As I approached, I heard the whirring of a fan...
“Joris! You're back!”
I hadn't expected to see Joris before I left Vellore.
He had just returned from a weekend in Pudicherry. With little to do in Vellore, students on elective often spend the weekends in surrounding cities. Bangalore, the silicon valley of India, Chennai, Pondicherry, or even Kerala are popular destinations. Unfortunately, we're in the middle of the monsoon, and holiday plans are often drenched. As was the case with Joris.
I hurriedly set about with last minute packing, suddenly realising that my book of houses was still with Theresa. The idea's borrowed from a friend, and I always succeed in getting people
amused. As I meet people on my travels, I ask them to draw their dream house in my moleskin notebook. And so, in this manner, I have gathered quite a collection.
After tracking down another student from Queensland, I had my notebook back safely in hand. Walking out of Modale hostel for the last time with Joris and Andy, I had a feeling that perhaps this wouldn't be the last time after all.
“150 rupees”

Haggling with a rickshaw driver
It was a little steep for a half hour ride to the train station. We tried to haggle, but realising that time was not on our side, I decided not to go through all the trouble, and jumped in. As we sped through the streets of Vellore, the events of the past four days played through my mind.
The main gate of CMC Bagayam. I can hear the excited voices the students as we carried USD100 worth of rockets and crackers to the nearby stadium.

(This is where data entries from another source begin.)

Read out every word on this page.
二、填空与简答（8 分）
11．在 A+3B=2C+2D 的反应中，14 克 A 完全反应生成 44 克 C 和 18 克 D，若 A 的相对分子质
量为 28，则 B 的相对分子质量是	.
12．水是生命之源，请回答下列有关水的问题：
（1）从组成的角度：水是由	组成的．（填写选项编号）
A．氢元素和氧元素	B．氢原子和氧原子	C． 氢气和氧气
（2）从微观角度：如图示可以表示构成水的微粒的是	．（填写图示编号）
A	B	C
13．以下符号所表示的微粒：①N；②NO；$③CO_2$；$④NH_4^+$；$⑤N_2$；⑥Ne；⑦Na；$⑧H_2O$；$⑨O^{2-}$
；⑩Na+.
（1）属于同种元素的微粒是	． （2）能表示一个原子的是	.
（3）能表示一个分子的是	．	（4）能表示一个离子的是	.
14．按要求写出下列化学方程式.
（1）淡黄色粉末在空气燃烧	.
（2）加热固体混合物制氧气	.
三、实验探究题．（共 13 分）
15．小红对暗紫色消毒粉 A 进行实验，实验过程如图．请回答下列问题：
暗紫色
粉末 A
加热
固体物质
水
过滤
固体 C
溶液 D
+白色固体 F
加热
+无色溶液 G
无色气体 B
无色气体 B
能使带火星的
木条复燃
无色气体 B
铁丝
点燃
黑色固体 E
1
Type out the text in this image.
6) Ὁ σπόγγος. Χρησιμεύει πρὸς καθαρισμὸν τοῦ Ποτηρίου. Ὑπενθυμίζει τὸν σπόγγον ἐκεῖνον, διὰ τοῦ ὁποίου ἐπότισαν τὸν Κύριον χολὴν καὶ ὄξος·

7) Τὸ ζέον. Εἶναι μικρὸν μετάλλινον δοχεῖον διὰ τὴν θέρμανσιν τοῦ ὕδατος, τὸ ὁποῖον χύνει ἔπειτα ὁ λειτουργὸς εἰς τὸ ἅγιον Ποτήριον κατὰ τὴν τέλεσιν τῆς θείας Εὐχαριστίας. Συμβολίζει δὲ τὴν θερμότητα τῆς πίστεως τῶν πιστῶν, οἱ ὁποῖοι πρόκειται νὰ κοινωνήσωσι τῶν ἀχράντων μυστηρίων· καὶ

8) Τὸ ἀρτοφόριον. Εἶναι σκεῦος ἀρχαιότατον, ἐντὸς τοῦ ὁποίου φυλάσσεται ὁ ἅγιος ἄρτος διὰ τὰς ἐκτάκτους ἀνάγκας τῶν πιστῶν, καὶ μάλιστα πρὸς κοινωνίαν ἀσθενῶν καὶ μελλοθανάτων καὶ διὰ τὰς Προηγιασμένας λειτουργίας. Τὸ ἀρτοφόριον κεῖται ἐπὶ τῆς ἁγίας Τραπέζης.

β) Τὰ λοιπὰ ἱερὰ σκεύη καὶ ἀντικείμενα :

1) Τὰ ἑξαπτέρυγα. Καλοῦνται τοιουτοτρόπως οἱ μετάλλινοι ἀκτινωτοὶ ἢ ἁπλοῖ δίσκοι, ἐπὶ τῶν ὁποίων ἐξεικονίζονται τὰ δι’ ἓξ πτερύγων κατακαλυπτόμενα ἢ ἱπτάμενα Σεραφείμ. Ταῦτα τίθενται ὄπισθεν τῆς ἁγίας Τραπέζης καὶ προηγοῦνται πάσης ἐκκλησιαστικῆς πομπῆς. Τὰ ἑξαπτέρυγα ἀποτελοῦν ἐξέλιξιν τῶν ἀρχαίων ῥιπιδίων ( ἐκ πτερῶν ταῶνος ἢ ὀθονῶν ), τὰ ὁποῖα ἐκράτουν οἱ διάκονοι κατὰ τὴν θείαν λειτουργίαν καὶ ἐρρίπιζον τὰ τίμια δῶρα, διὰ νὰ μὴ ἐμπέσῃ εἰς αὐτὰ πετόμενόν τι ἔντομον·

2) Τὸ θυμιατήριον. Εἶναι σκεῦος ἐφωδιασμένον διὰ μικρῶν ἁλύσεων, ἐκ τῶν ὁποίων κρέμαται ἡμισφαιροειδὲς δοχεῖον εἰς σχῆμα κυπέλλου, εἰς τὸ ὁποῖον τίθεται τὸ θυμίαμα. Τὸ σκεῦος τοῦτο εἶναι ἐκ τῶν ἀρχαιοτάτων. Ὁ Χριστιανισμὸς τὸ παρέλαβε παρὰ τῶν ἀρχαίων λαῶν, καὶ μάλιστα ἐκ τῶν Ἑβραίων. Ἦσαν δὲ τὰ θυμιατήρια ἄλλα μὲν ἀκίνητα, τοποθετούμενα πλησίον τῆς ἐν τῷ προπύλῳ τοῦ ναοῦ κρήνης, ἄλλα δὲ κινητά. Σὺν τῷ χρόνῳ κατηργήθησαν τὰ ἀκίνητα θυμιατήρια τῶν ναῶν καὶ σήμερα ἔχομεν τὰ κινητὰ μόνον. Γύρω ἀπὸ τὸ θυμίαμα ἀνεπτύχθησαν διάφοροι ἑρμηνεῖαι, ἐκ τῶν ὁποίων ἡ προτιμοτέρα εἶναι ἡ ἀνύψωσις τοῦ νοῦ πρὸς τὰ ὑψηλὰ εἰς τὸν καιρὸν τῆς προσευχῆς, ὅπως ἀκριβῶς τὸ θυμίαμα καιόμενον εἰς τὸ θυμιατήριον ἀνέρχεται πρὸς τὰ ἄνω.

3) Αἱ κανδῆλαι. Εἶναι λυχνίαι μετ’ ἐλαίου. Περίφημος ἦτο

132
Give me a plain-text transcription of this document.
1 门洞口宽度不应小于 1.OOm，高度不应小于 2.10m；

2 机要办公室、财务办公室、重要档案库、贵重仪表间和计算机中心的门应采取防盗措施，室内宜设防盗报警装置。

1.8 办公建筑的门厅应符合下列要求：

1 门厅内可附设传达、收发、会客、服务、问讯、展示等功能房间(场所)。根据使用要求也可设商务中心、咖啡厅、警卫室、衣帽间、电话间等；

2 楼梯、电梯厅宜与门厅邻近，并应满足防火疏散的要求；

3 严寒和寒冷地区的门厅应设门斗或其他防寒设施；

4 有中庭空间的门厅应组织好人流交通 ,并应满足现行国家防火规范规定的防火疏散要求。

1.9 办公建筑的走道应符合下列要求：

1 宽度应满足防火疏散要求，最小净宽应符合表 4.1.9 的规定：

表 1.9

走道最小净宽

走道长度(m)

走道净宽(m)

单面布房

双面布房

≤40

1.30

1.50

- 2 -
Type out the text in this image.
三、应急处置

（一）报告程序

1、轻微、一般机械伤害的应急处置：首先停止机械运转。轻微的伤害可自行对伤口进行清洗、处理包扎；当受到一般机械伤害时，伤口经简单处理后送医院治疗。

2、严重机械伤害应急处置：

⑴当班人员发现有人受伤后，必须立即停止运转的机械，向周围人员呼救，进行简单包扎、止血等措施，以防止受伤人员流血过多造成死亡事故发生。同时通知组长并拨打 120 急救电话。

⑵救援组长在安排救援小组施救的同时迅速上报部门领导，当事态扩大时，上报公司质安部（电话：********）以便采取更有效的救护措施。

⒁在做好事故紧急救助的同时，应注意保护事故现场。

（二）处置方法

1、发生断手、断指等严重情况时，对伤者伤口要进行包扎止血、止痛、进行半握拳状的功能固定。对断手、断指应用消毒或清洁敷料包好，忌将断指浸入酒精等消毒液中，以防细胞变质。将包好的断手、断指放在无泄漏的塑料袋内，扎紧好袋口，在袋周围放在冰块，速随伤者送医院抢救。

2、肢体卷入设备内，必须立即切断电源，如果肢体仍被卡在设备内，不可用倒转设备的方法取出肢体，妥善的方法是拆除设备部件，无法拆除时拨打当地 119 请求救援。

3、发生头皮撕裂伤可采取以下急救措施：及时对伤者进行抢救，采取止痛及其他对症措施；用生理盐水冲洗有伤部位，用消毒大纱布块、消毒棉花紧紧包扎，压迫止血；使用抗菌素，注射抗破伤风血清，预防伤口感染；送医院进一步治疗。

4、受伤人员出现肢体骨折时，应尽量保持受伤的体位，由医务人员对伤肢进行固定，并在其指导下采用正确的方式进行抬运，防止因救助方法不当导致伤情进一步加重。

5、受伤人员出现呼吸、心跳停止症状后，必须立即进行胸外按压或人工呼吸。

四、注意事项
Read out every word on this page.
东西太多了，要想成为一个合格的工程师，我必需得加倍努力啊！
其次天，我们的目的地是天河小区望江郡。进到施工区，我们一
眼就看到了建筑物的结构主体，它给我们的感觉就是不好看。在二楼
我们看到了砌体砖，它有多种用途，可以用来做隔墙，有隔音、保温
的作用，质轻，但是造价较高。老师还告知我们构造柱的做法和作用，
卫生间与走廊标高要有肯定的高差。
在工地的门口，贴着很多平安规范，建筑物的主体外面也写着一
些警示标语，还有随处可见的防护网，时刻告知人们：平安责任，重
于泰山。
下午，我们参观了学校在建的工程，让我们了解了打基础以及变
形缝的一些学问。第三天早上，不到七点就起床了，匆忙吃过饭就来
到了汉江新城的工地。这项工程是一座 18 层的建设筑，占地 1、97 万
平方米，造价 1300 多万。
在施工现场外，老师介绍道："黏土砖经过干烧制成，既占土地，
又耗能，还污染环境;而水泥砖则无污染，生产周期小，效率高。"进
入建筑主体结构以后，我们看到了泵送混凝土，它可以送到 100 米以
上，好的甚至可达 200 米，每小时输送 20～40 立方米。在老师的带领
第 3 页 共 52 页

Jack with a smoldering menace
Dr Moses' house opposite the main gate. I remember his frustration about the corruption gripping the country, and how the ordinary Indian was trapped in a vicious cycle of poverty largely because of the actions of their countrymen. I recall his amusement when Immanuel said that he wanted to be a sound engineer, and, started rattling off band band, trying to find common ground. Clearly, Dr Moses had higher aspirations for his son.
The night air has a sweet, moist smell. As we go around a corner, several Indians at the bus stop stare at the foreigner in the rickshaw. Arun comes to mind. I can see his enormous surprise, when the rickshaw driver said “100 rupees” the other day, and Joris didn't bat an eyelid. “I would have taken the bus” he says 150 rupees is about the average daily wage in Vellore.

Arun with my jeans and Joris’ shirt
We pass the Darling Bakery, an edifice of western influence quite out of place in a small rural Indian town. This was my first cake experience in Vellore that tickled me.
Darling Bakery: A contrast to the dirt and dust outside
The rickshaw lurches wildly over a pothole, and I clutch my haversack more tightly. We approach the bridge over a dry river bed – the result of poor policies and inadequate governance.
“What time?”
“Nine-forty one” I replied. I had arrived just 4 minutes before the scheduled departure of my train.
As I step onto the train, it begins to move. Almost immediately, I smell a mixture of sweat and urine. Bodies lying on racks and covering the floor. I squeeze past, expectations of an uneventful train ride dropping by the second. As I pull open what must have been the 10th door to the adjoining carriage, the atmosphere changes, and my heart stops for a second.